Oyetunji TA, Haider AH, Downing SR, Bolorunduro OB, Efron DT, Haut ER, Chang DC, Cornwell EE, Abdullah F, Siram SM. Am. J. Surg. 2011; 201(4): 445-449.

Affiliation

Department of Surgery, Howard University College of Medicine, Washington, DC, USA. toyetunji@howard.edu

Copyright

(Copyright © 2011, Elsevier Publishing)

DOI

10.1016/j.amjsurg.2010.10.006

PMID

21421097

Abstract

BACKGROUND: Accidental traumatic injury is the leading cause of morbidity and mortality in children. The authors hypothesized that no mortality difference should exist between children seen at ATC (adult trauma centers) versus ATC with added qualifications in pediatrics (ATC-AQ).

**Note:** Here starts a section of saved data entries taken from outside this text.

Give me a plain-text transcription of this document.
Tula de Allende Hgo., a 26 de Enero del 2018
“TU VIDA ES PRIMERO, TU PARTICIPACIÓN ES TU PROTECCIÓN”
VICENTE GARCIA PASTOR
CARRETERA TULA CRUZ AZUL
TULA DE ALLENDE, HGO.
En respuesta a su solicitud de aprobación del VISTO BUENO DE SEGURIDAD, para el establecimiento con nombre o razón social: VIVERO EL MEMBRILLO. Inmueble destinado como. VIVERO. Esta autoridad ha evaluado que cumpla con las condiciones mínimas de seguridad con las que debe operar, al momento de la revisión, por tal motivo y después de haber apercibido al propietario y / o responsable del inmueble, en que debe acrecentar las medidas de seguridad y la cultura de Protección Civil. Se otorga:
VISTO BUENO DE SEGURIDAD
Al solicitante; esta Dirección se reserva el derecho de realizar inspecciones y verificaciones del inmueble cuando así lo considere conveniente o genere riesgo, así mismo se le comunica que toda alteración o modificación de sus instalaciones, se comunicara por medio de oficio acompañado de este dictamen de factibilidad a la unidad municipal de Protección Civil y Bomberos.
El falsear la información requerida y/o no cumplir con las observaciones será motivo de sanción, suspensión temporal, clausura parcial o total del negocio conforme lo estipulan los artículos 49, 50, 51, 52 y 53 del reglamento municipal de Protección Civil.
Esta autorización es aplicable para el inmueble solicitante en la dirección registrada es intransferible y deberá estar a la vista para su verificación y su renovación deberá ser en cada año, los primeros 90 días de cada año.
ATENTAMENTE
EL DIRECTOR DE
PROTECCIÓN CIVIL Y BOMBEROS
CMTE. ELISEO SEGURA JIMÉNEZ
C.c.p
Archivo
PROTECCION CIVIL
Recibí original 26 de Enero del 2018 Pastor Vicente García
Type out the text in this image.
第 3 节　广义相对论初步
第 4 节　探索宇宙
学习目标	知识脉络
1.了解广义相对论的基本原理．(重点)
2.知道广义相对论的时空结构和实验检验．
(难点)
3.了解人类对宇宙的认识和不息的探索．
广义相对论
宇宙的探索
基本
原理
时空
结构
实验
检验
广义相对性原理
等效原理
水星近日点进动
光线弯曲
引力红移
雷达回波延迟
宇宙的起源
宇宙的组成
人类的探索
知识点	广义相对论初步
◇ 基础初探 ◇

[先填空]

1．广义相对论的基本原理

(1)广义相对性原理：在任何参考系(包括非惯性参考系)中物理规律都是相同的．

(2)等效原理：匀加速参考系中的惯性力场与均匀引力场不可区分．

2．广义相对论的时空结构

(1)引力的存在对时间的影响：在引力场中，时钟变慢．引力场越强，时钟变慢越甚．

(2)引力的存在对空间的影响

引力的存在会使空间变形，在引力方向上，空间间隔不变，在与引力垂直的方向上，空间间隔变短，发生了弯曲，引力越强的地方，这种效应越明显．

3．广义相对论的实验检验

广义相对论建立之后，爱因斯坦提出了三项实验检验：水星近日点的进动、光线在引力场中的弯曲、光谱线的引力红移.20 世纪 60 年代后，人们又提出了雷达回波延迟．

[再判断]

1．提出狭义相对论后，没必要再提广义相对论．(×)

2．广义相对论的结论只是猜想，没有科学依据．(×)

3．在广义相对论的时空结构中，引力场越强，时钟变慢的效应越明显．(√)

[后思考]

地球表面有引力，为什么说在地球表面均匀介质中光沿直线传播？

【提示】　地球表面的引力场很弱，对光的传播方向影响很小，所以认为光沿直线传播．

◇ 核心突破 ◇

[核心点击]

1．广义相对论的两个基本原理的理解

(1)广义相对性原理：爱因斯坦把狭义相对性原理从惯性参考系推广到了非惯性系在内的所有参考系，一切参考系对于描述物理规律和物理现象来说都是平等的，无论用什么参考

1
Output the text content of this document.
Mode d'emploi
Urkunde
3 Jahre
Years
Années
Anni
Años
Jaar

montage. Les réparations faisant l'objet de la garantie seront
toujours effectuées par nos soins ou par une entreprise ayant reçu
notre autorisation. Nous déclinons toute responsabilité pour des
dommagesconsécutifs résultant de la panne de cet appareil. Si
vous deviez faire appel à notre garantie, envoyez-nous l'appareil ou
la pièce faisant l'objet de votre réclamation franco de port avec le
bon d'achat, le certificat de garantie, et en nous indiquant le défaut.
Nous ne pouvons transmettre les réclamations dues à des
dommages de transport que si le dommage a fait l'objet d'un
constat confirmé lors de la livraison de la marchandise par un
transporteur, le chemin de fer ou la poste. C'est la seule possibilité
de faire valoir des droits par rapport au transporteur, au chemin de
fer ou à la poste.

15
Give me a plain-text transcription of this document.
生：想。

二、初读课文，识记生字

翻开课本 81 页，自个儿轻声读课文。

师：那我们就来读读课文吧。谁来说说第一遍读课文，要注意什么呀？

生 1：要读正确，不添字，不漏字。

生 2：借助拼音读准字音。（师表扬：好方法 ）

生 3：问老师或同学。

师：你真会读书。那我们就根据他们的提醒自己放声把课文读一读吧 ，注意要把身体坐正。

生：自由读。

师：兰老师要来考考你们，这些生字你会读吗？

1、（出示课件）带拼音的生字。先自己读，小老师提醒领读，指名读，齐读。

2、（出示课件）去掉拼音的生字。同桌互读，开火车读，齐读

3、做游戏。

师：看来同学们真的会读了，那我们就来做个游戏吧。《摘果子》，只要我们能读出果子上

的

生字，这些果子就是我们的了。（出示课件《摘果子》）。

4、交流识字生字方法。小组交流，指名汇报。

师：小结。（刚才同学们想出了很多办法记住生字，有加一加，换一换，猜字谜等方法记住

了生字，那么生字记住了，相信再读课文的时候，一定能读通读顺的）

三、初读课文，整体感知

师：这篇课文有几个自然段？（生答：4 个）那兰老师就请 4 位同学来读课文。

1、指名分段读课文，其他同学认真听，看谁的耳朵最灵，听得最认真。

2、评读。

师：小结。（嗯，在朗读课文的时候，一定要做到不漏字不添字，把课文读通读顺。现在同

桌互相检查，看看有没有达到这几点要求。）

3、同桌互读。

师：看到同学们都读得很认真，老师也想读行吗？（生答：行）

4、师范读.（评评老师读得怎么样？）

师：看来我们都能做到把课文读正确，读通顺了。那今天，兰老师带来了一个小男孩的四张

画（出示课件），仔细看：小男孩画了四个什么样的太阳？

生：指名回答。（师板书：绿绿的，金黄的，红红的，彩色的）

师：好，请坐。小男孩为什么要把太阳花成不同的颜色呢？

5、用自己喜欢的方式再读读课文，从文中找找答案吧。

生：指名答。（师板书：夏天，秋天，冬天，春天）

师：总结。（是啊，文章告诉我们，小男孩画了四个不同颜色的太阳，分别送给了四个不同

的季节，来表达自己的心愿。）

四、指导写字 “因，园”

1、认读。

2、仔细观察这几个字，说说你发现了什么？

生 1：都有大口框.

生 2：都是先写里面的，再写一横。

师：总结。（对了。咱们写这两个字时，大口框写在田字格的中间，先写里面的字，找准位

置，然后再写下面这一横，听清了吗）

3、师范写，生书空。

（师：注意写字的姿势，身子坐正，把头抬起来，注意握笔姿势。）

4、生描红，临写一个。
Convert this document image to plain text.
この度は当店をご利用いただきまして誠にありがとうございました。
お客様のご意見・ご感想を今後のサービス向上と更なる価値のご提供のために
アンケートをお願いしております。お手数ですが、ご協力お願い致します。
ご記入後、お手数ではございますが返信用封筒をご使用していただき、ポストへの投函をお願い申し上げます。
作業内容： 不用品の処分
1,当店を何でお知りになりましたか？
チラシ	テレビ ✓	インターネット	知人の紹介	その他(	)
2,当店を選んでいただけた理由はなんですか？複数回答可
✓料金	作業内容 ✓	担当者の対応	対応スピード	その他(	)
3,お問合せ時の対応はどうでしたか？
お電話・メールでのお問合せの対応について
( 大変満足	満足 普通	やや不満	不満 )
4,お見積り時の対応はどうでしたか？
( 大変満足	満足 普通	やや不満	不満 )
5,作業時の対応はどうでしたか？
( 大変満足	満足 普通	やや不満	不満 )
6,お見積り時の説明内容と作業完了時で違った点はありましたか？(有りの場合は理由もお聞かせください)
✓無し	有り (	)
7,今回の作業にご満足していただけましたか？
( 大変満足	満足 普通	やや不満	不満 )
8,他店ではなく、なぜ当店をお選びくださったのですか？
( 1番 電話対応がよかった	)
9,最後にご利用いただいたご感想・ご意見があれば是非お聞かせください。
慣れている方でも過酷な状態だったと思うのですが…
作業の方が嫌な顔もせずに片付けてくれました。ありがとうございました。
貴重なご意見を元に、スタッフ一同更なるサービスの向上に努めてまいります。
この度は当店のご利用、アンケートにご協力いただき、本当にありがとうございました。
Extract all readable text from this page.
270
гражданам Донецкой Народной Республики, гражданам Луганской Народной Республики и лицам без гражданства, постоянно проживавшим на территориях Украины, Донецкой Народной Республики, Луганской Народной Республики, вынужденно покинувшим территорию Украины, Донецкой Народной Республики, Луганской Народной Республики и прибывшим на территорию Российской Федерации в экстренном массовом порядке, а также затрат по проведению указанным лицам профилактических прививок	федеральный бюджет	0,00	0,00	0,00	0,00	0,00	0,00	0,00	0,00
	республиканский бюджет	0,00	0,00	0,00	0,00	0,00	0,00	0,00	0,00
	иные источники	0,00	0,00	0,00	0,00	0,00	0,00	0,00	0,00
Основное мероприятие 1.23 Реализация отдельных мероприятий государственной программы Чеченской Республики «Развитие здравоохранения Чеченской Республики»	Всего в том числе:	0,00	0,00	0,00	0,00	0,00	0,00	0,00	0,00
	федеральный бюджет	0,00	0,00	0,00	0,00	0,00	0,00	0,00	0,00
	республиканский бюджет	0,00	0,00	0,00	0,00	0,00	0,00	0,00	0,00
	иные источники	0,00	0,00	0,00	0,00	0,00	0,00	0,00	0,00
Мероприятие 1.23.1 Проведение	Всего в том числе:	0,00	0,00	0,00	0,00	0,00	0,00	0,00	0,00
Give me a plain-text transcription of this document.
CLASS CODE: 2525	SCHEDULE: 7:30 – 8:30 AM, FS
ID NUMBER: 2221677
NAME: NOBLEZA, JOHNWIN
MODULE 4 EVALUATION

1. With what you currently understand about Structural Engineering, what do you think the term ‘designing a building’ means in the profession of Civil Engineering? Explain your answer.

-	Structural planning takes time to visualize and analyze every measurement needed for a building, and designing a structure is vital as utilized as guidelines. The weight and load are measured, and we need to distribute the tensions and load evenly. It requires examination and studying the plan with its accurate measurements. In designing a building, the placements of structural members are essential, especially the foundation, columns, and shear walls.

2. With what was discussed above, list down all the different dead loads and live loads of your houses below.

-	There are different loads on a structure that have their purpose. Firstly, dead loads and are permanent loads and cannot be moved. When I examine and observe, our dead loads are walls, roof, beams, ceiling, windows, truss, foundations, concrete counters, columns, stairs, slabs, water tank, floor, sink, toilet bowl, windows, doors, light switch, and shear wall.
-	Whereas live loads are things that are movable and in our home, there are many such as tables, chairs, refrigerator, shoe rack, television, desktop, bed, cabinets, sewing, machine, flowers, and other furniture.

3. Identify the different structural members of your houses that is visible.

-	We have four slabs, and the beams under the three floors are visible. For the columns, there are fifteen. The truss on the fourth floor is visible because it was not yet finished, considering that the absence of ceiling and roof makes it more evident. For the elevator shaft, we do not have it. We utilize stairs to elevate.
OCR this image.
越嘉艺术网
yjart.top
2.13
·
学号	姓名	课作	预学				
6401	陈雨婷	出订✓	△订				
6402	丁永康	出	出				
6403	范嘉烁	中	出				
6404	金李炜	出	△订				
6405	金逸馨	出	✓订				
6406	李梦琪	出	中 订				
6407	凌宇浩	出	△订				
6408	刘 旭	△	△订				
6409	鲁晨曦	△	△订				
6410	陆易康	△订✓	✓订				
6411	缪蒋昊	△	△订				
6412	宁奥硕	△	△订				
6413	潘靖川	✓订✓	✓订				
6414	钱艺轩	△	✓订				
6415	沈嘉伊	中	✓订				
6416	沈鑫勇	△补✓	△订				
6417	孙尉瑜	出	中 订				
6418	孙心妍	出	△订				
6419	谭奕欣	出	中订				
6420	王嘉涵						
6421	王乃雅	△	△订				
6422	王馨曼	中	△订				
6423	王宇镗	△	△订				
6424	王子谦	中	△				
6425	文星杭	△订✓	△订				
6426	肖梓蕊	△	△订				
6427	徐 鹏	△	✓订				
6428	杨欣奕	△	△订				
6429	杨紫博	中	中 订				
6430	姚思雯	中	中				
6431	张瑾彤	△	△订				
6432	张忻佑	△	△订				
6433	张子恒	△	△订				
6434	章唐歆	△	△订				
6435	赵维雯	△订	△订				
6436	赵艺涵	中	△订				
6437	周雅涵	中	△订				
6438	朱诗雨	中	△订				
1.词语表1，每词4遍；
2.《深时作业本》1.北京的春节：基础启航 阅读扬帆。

METHODS: The National Trauma Data Bank, version 7.1, was analyzed for patients aged <18 years seen at level 1 trauma centers. Bivariate analysis compared patients by ATC versus ATC-AQ using demographic and injury characteristics. Multivariate analysis adjusting for injury and demographic factors was then performed.

RESULTS: A total sample of 53,702 children was analyzed, with an overall mortality of 3.9%. The adjusted odds of mortality was 20% lower for children seen at ATC-AQ (odds ratio,.80; 95% confidence interval,.68-.94). Children aged 3 to 12 years, those with injury severity scores > 25, and those with Glasgow Coma Scale scores < 8 all had significant reductions in the odds of death at ATC-AQ.

CONCLUSIONS: Improved overall survival is associated with pediatric trauma patients treated at ATC-AQ.